Reseña: La reina Ginga, de José Eduardo Agualusa
Casi en las últimas páginas de La reina Ginga, alguien le cuenta al narrador de esta historia una extraordinaria fábula que revela no solo el sentido más profundo de la nueva novela de José Eduardo Agualusa –el escritor angoleño que, a fuerza de libros y premios, se transformó en uno de los más prestigiosos narradores en lengua portuguesa– sino también el de cualquier forma de dominación (política, religiosa o imperial).
Un mono –dice la fábula– pasea por el bosque y al distinguir una laguna, entre el encanto y el susto porque todos los monos le tienen miedo al agua, ve un pez moviéndose en medio del lodo. "¡Qué horror! –piensa el mono–, aquel pequeño animal sin brazos ni piernas cayó al agua y está ahogándose". A pesar del miedo, el mono se arma de valor: se sumerge, agarra al pez y lo tira a la orilla. Consigue alzarse hacia tierra firme y se queda allí, alegre, "viendo al pez a los saltos". El remate de la anécdota es quizá lo más interesante: "Lo que yo más temo es que los propios peces comiencen a creer en los monos".

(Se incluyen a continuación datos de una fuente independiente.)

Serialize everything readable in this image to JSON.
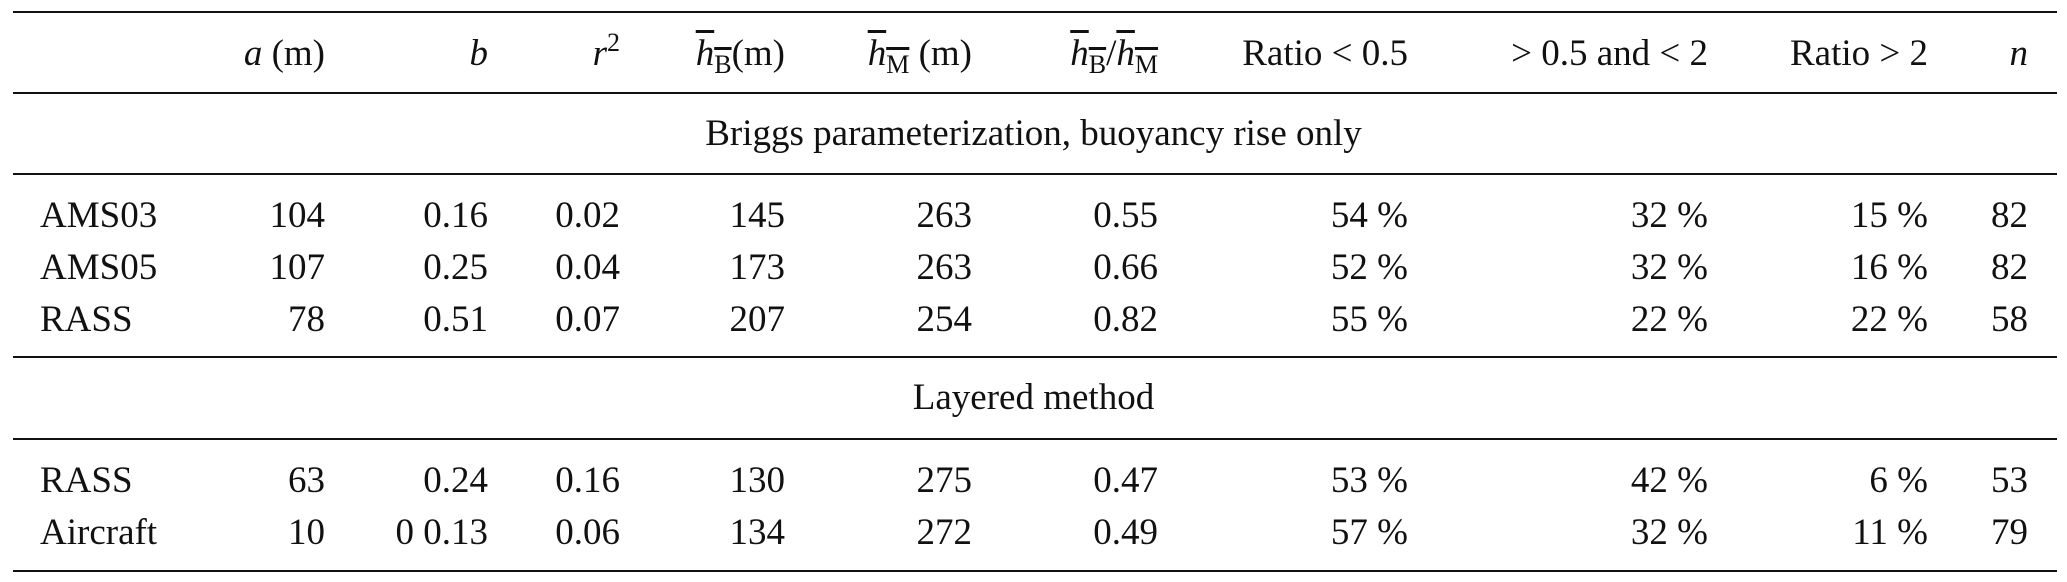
{
  "header": {
    "col_name": "",
    "col_a_sym": "a",
    "col_a_unit": " (m)",
    "col_b_sym": "b",
    "col_r2_sym": "r",
    "col_r2_exp": "2",
    "col_hb_sym": "h",
    "col_hb_sub": "B",
    "col_hb_unit": "(m)",
    "col_hm_sym": "h",
    "col_hm_sub": "M",
    "col_hm_unit": " (m)",
    "col_ratio_num_sym": "h",
    "col_ratio_num_sub": "B",
    "col_ratio_slash": "/",
    "col_ratio_den_sym": "h",
    "col_ratio_den_sub": "M",
    "col_ratio_lt": "Ratio < 0.5",
    "col_ratio_mid": "> 0.5 and < 2",
    "col_ratio_gt": "Ratio > 2",
    "col_n_sym": "n"
  },
  "sections": [
    {
      "title": "Briggs parameterization, buoyancy rise only",
      "rows": [
        {
          "name": "AMS03",
          "a": "104",
          "b": "0.16",
          "r2": "0.02",
          "hb": "145",
          "hm": "263",
          "ratio": "0.55",
          "lt": "54 %",
          "mid": "32 %",
          "gt": "15 %",
          "n": "82"
        },
        {
          "name": "AMS05",
          "a": "107",
          "b": "0.25",
          "r2": "0.04",
          "hb": "173",
          "hm": "263",
          "ratio": "0.66",
          "lt": "52 %",
          "mid": "32 %",
          "gt": "16 %",
          "n": "82"
        },
        {
          "name": "RASS",
          "a": "78",
          "b": "0.51",
          "r2": "0.07",
          "hb": "207",
          "hm": "254",
          "ratio": "0.82",
          "lt": "55 %",
          "mid": "22 %",
          "gt": "22 %",
          "n": "58"
        }
      ]
    },
    {
      "title": "Layered method",
      "rows": [
        {
          "name": "RASS",
          "a": "63",
          "b": "0.24",
          "r2": "0.16",
          "hb": "130",
          "hm": "275",
          "ratio": "0.47",
          "lt": "53 %",
          "mid": "42 %",
          "gt": "6 %",
          "n": "53"
        },
        {
          "name": "Aircraft",
          "a": "10",
          "b": "0 0.13",
          "r2": "0.06",
          "hb": "134",
          "hm": "272",
          "ratio": "0.49",
          "lt": "57 %",
          "mid": "32 %",
          "gt": "11 %",
          "n": "79"
        }
      ]
    }
  ]
}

En 1620, Francisco José de Santa Cruz, un sacerdote de apenas veinte años, llega en un barco de esclavos a una playa del Reino del Congo (donde está la actual Angola) para difundir la fe en una escuela jesuita. Originario de Pernambuco y novicio desde su más tierna edad, pisa suelo africano con una mezcla de ignorancia y compasión: no sabe nada sobre África ni su cultura, pero observa horrorizado su violencia extrema.
Poco después de su llegada, aún intentando hacer pie entre el espanto y la curiosidad, se convierte en secretario de Ginga, la inefable hermana del belicoso rey Ngola Mbandi, a quien acompaña en una trascendental visita al gobernador portugués. Ella, después de una serie de luchas civiles en las que da sobradas muestras de su inteligencia, se convierte en reina, una reina particular que desprecia la fe católica y sabe cómo lidiar con las misiones evangelizadoras. Por supuesto, como casi todo personaje real que trascendió su momento histórico, Ginga se hizo también célebre por una frase que recuerda también esta novela: "Cuanto más grande un rey, más pequeño le parece el mundo".
Cuanto más crece el poder de Ginga, más parece tener que lidiar Francisco con una realidad tumultuosa que lo obliga a confrontar sus propias ideas con las creencias africanas en una especie de sincretismo que no lo deja indemne. De hecho, el sacerdote y secretario de Ginga termina repasando, a sus ochenta años de edad, y desde su librería en Ámsterdam, toda una vida de aventuras, viajes y traiciones en la que no dejó de enamorarse, tener un hijo y convencerse de que "todas las religiones son igualmente dañinas".
Otra vez, Agualusa (Huambo, Angola, 1960), escritor con marcadas influencias tanto de Borges como del realismo mágico, vuelve a hacer ficción a partir de los acontecimientos históricos de su lugar de origen, tal como hizo en la celebrada Teoría general del olvido sobre una mujer que se encerraba en un departamento de la capital de Angola durante todos los años de la guerra civil en el país africano, que se extendió entre 1975 y 2002.
La reina Ginga discurre, así, entre leyendas, fábulas profundas, imágenes violentas de los continuos enfrentamientos entre portugueses y flamencos por el control y las riquezas, y descripciones poéticas de esas tierras del Congo donde comerciar gente es el negocio más lucrativo, los seres más peligrosos no son las grandes fieras sino los más minúsculos (como esos mosquitos ponzoñosos) y abundan los peces buey o manatí que acaso originaron el mito de las sirenas porque sus hembras amamantan a las crías con el pecho, como verdaderas mujeres, mientras cantan algo "tan bello y tan triste que con frecuencia enloquece a quien lo escuche".